En el plano cultural y de las mentalidades, la transformación del ser americano es evidente. En 1987 Allan Bloom publicó The closing of the American mind, que sigue reverberando en nuestras discusiones importadas sobre las “guerras culturales”. En la conciencia colectiva de la década se mezclaban la asertividad reaganiana con una conciencia nueva de la debilidad ante los asiáticos: la pujanza económica de Japón es un subtexto frecuente en el cine y la literatura del período, casi siempre en detrimento del hombre corriente, del estadounidense blanco de clase trabajadora al que Bruce Springsteen estaba poniendo sintonía por aquellas mismas fechas.
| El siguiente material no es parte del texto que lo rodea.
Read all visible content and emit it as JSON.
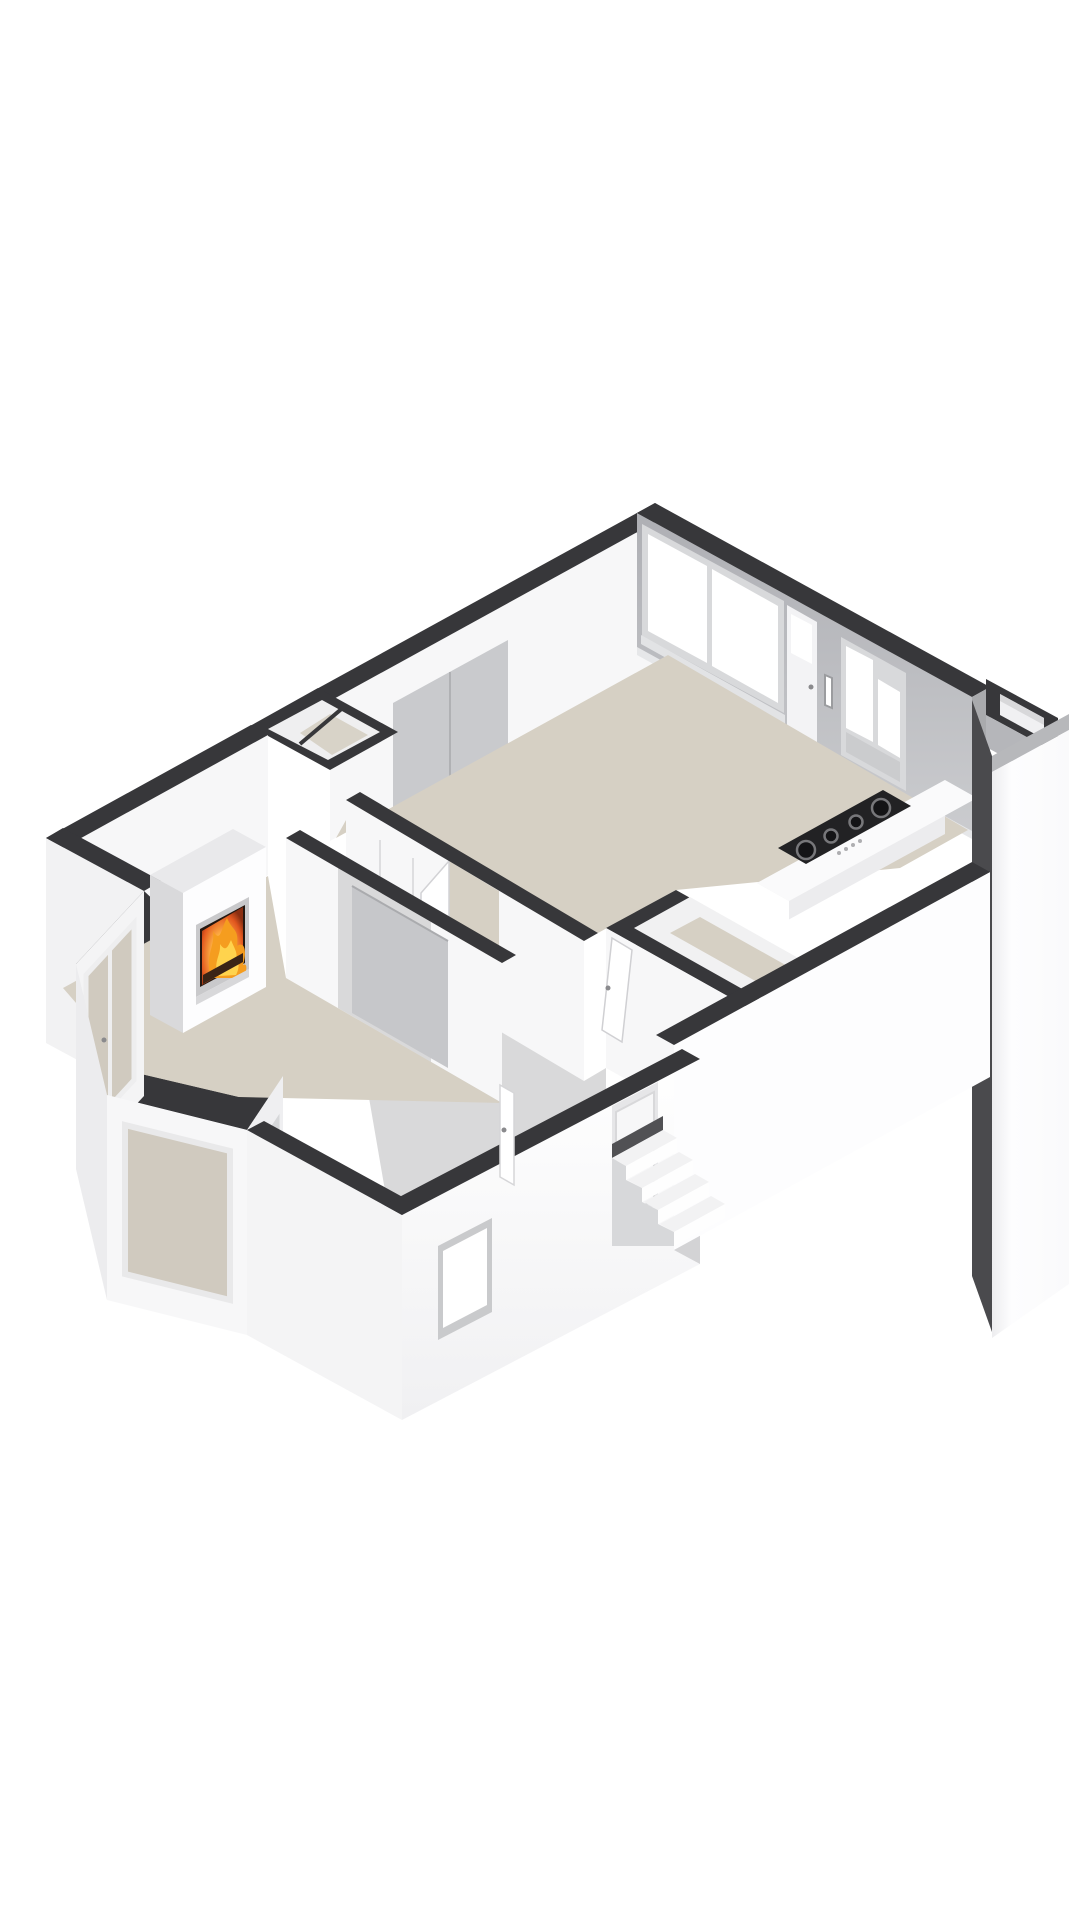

Tras un breve paréntesis de euforia por el fin de la Guerra fría y la pax clintoniana, la neurosis americana regresa: la ficción desde finales de los noventa, singularmente la audiovisual, ha registrado la angustia y la crisis de confianza del varón de clase media. La llamada edad de oro de las series de televisión ha encontrado sus mejores personajes y argumentos en la exploración de esa crisis a través de figuras arquetípicas del all american man, como Don Draper, o bien tamizadas por la caracterización de género (Los Soprano, Breaking Bad); exploración que ha llegado también a los largometrajes con alguna coartada onírica (El club de la lucha). No en vano Tony Soprano navegaba entre ataques de ansiedad y conflictos familiares con la guía de Gary Cooper: the strong, silent type.

¿Fase o final?

¿Puede una nación providencialista como la americana sobrevivir a sus mitos de progreso? Como en todo Occidente, el país parece hoy escindido en clases, identidades y espacios con condiciones materiales y valores cada vez más divergentes. No pocas energías se siguen empleando en la cuestión racial y en las controversias en torno a un Great Awokening que, como nos recordaba Enrique Díaz en Economía Digital, parece uno de los periódicos “despertares” religiosos americanos

Hay un algo introspectivo, crepuscular, en la vida americana de nuestros días, y el repliegue comercial y militar parece expresión de un agotamiento más amplio. Los Estados Unidos siguen siendo, qué duda cabe, un extraordinario motor de conocimiento, innovación, creación; siguen varios puntos por encima de Europa en vitalidad demográfica y nacional. Está por ver si el imperio volverá a reinventarse en algún momento o está listo para ceder el testigo de la historia a pueblos con menos dudas y más confianza en su porvenir.